O sonho americano é mantido à custa do negro americano, por James Baldwin — parte 1
Traduzido por Soma Livros e revisado por Rodolpho Camargo
Boa noite.
Não pela primeira vez, encontro-me na posição de uma espécie de Jeremias¹.
Não discordo de Burford, por exemplo, de que a desigualdade sofrida pela população negra dos Estados Unidos seja um obstáculo ao sonho americano. Porque de fato é.
Mas venho divergir de algumas outras coisas que ele diz. Outro elemento mais profundo de um certo constrangimento que sinto diz respeito ao ponto de vista das pessoas, à forma como elas enxergam a realidade e qual é seu sistema de realidade.
Parece que há duas proposições perante a Câmara: “o sonho americano é mantido à custa do negro americano?” ou se “O sonho americano é mantido à custa do negro americano!”.
Essa questão traz consigo uma carga asquerosa. Dessa forma, a resposta, ou a reação, de alguém a essa pergunta depende do efeito e de onde ela se encontra no mundo, como ela enxerga a realidade e qual o sistema de realidade que ela tem.
Ou seja, depende de premissas que mantemos tão profundamente, que dificilmente estamos cientes delas.
Pensem em um arrendador de terras branco da África do Sul ou do Mississippi, um policial do Mississippi ou um francês expulso da Argélia: no fundo, todos têm um sistema de realidade que, no caso do exílio francês da Argélia, por exemplo, os obriga discordar das razões que os franceses tiveram para governar a Argélia.
O policial do Mississippi ou do Alabama realmente acredita que, ao enfrentar uma criança ou um adulto negro, essa pessoa só pode estar louca a ponto de atacar o sistema ao qual deve toda a sua identidade.
Obviamente, para uma pessoa como esse policial, a proposição que estamos tentando discutir aqui hoje não existe.
Por outro lado, falo aqui como uma das pessoas que mais foram atacadas pelo que agora devemos chamar de sistema de realidade ocidental ou europeu.
Os brancos do mundo todo, aos quais nos referimos como supremacia branca (odeio dizer isso aqui), vêm da Europa. Foi assim que essa supremacia chegou aos Estados Unidos.
Abaixo deles, qualquer que seja a reação de alguém a essa proposição, deve estar a questão de saber se as civilizações podem, como tais, ser ou não consideradas iguais ou se a civilização de uma pessoa tem o direito de ultrapassar e subjugar (e, de fato, destruir) outra.
Mas o que ocorre quando isso acontece? Deixando de lado todos os fatos físicos que podem ser citados. Deixando de lado estupro ou assassinato. Deixando de lado a quantidade sangrento de opressão com o qual já estamos familiarizados de certa forma. A coisa mais séria e mais privada que isso faz aos subjugados é destruir seu senso de realidade.
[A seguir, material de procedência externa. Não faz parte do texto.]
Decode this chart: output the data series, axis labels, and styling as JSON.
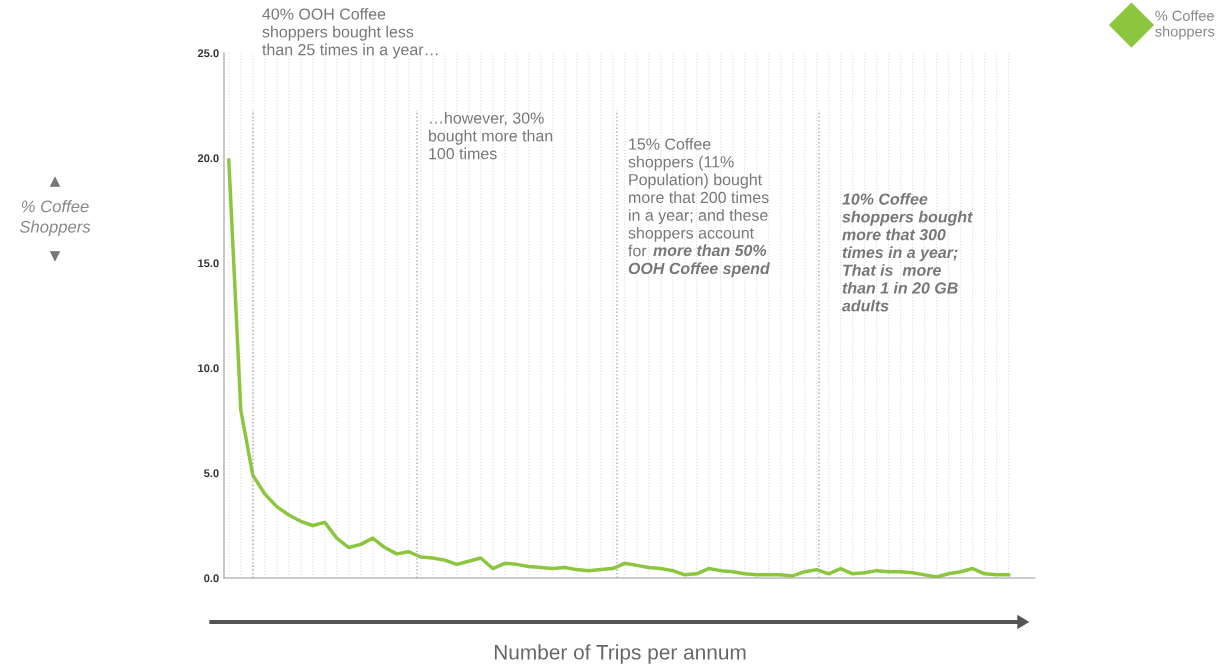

Destrói, por exemplo, a autoridade que o pai de uma pessoa tem sobre ela. O pai não pode mais dizer nada a essa pessoa, porque o passado desapareceu e esse pai não tem poder no mundo. Isso significa que, desde o momento em que uma pessoa negra nasce nos Estados Unidos, naquela república cintilante, tudo o que ela vê, todo rosto, é branco.
E como ela ainda não viu um espelho, supõe que também seja. É um choque enorme descobrir por volta dos 5, 6 ou 7 anos de idade que a bandeira à qual você jurou lealdade, juntamente com todo mundo, não jurou lealdade a você. É um choque enorme descobrir que, quando você torcia para que Gary Cooper² matasse os indígenas, os indígenas eram você.
É um choque enorme descobrir que o país em que você nasceu e ao qual você deve sua vida e sua identidade não tem, em todo seu sistema de realidade, lugar para você.
A insatisfação, a desmoralização e a lacuna entre uma pessoa e outra apenas com base na cor de sua pele começam aí e aceleram, por toda a vida, até o presente, quando ela percebe que está com trinta anos e tem dificuldade de confiar em seus compatriotas.
Com trinta anos, você já passou por uma espécie de moinho. E o efeito mais sério desse moinho, novamente, não são o enorme número de desastres, os policiais, os taxistas, os garçons, os donos do apartamento que você aluga, os bancos, as seguradoras, os milhões de detalhes, vinte e quatro horas por dia, que deixam claro que você é um ser humano sem valor.
Não é isso. É que com trinta anos você começa a ver isso acontecer com sua filha, com seu filho, com sua sobrinha ou com seu sobrinho.
Notas
¹Jeremias foi um profeta bíblico que, entre tantos feitos, confrontou reis e denunciou a injustiça social do seu povo.
²Gary Copper (1901–1961) foi um ator americano que atuou em mais de cem filmes, dentre eles muitos westerns em que os americanos eram retratados como estrangeiros que invocam a justiça e a superioridade colonial perante a povos não civilizados.